The dugong has been hunted culturally for thousands of years for its meat and oil.  The dugong's current populations are close to extinction and the dugong is listed as a species vulnerable to extinction and the Convention on International Trade in Endangered Species limits or bans the trade of derived products based on the greatly reduced population involved. Despite being legally protected in many countries throughout their range, the main causes of population decline remain anthropogenic and include hunting, habitat degradation, and fishing-related fatalities. With its long lifespan of 70 years or more, and slow rate of reproduction, the dugong is especially vulnerable to these types of exploitation.
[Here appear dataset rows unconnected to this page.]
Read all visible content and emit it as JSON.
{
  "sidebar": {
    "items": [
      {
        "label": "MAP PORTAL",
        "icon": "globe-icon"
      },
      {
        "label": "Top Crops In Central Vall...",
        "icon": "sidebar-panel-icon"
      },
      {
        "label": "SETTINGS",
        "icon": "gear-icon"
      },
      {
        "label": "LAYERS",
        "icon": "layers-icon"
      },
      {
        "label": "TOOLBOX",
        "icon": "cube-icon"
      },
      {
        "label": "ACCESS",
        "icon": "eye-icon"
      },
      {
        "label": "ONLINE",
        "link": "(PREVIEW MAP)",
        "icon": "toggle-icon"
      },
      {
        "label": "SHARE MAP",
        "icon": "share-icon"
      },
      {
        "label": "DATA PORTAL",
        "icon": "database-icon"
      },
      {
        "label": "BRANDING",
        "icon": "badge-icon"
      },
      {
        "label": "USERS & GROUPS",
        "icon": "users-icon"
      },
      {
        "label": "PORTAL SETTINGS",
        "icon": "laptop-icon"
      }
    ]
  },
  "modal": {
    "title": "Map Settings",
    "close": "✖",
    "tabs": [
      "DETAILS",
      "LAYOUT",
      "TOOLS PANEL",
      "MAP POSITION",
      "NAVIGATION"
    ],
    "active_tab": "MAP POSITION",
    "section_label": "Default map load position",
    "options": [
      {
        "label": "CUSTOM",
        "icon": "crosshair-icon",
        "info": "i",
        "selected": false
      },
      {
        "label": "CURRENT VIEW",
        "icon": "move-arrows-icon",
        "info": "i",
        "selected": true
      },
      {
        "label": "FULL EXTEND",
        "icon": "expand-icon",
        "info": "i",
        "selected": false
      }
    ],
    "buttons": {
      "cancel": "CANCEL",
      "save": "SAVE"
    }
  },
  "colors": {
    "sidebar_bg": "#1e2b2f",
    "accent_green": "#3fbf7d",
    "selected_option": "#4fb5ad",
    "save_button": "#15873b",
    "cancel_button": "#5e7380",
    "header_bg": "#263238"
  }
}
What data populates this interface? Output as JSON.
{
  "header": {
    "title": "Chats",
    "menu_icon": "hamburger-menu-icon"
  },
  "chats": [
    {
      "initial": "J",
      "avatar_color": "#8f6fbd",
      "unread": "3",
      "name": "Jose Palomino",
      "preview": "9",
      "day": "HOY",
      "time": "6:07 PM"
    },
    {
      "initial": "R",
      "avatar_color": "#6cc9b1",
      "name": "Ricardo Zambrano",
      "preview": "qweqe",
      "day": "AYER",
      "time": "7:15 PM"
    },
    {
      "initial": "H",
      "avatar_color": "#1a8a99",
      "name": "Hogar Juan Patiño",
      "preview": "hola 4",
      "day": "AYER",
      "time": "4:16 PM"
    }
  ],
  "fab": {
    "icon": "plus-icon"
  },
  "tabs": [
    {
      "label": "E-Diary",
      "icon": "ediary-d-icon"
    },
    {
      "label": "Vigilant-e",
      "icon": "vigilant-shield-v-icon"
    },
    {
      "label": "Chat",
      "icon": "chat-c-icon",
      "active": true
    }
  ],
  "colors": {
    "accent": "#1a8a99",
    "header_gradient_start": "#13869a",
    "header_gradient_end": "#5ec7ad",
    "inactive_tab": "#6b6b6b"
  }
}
Beside hunting, the seagrass beds which the dugong depend on for their primary food source are threatened by eutrophication caused by agricultural and industrial runoff. Due to their shallow-water feeding habits, dugong are also frequently injured or killed by collisions with motorized water vessels. Because of their large size, they have few predators so we can logically say the man is the primary reason for their declining numbers.


I Okinawa the U.S. and Japanese governments have been collaborating to build a new military base on a coral reef close to Henoko, near Nago, Okinawa. This plan has generated strong protests from Okinawans who are concerned that the local marine environment, as well as the home of the dugong, would be ruined. Greenpeace has stepped up its campaign protesting the Okinawa base expansion since 2007 and the dugong is the primary reason.